UBC Theses and Dissertations
The art of becoming : performance, temporality, and the composition of the filmic body in contemporary cinema Brooks, Andrea Katherine
Film performances have long served as a point of contention in Film Studies. The elusive nature of the art form is often overlooked, and consequently approached via history, star studies, or in reducing a performance to the mise-en-scène. The aim of this thesis is to theoretically root film performances by deviating from classical performance analysis, and focusing on the abstract qualities that demarcate the practice of becoming other.
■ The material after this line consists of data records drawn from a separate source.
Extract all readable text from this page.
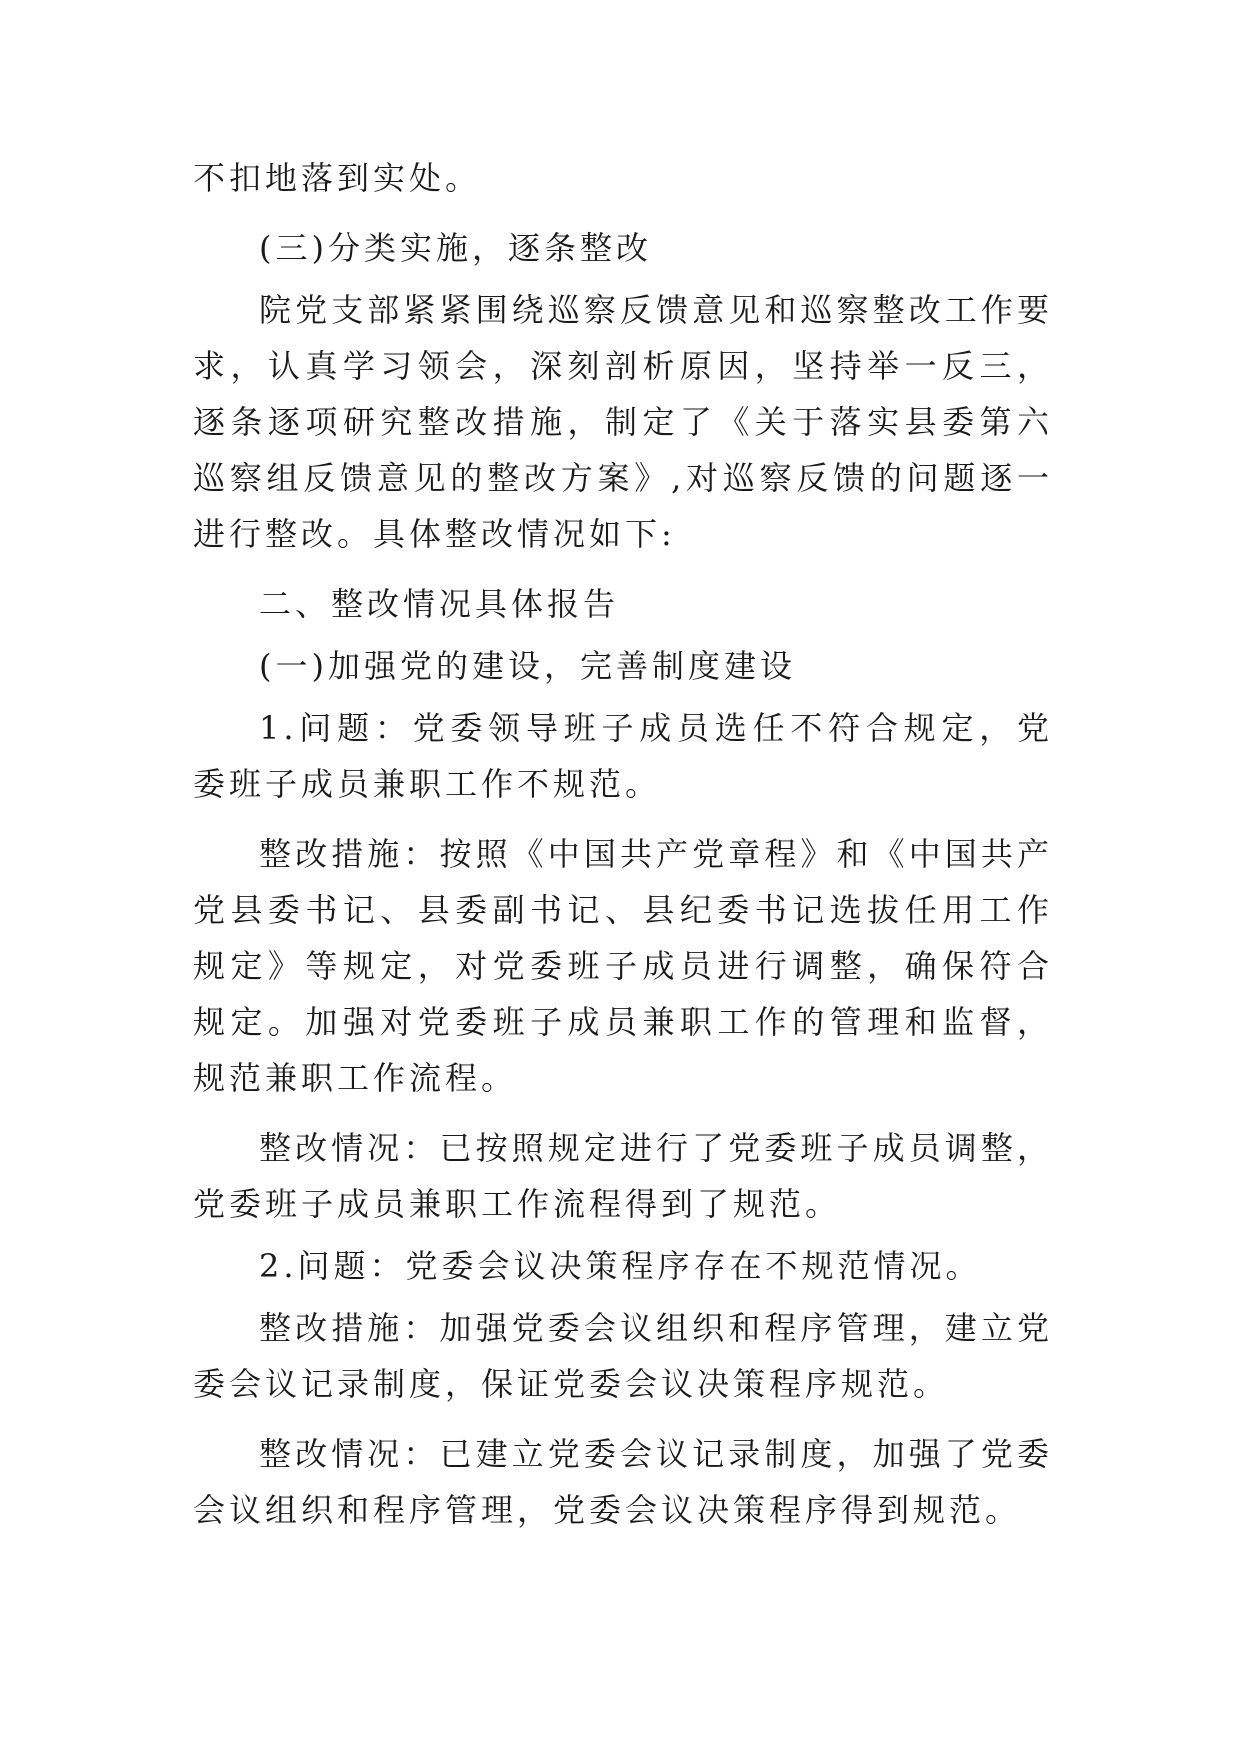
不扣地落到实处。

(三)分类实施，逐条整改

院党支部紧紧围绕巡察反馈意见和巡察整改工作要求，认真学习领会，深刻剖析原因，坚持举一反三，逐条逐项研究整改措施，制定了《关于落实县委第六巡察组反馈意见的整改方案》,对巡察反馈的问题逐一进行整改。具体整改情况如下:

二、整改情况具体报告

(一)加强党的建设，完善制度建设

1.问题：党委领导班子成员选任不符合规定，党委班子成员兼职工作不规范。

整改措施：按照《中国共产党章程》和《中国共产党县委书记、县委副书记、县纪委书记选拔任用工作规定》等规定，对党委班子成员进行调整，确保符合规定。加强对党委班子成员兼职工作的管理和监督，规范兼职工作流程。

整改情况：已按照规定进行了党委班子成员调整，党委班子成员兼职工作流程得到了规范。

2.问题：党委会议决策程序存在不规范情况。

整改措施：加强党委会议组织和程序管理，建立党委会议记录制度，保证党委会议决策程序规范。

整改情况：已建立党委会议记录制度，加强了党委会议组织和程序管理，党委会议决策程序得到规范。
To do this, I turn to the works of Gilles Deleuze (and Félix Guattari) when confronting the unique relationship between the actor’s frame and process to suggest that film performances are necessarily informed by the body and time. The film body is a doubled body, belonging to both actor and character. It serves as an aesthetic platform for the medium, and a technical substructure that maintains artistic cohesion. In investigating this interaction across cinema’s fractured temporality, we can address not only the implications of the film actor’s art, but art more generally. In What is Philosophy? Deleuze and Guattari argue that “composition is the sole definition of art,” and “what is not composed is not a work of art” (1994 191). Not only are film performances composed for the sake of the medium, they are bound by their own compositional structure. This calls for a negotiation between the materiality of a physical body and the potentiality of a screen body that embodies otherness. In this project, I emphasize the film body’s ability to house and negotiate Deleuze and Guattari’s technical and aesthetic planes of composition. In doing this, the film body navigates the before and the after, the self and the other, and the interior and surface throughout the duration of a performance. With the increasingly popular wave of body-centered cinema emerging post-twentieth century, we can draw explicit parallels between the performative process and the physical conditioning endured prior to shooting – particularly in portrayals of pain, suffering, and emaciation. In navigating this compositional interplay, I seek to illustrate how the art of the actor is not so much dictated by the character she becomes, but rather, by the process of becoming.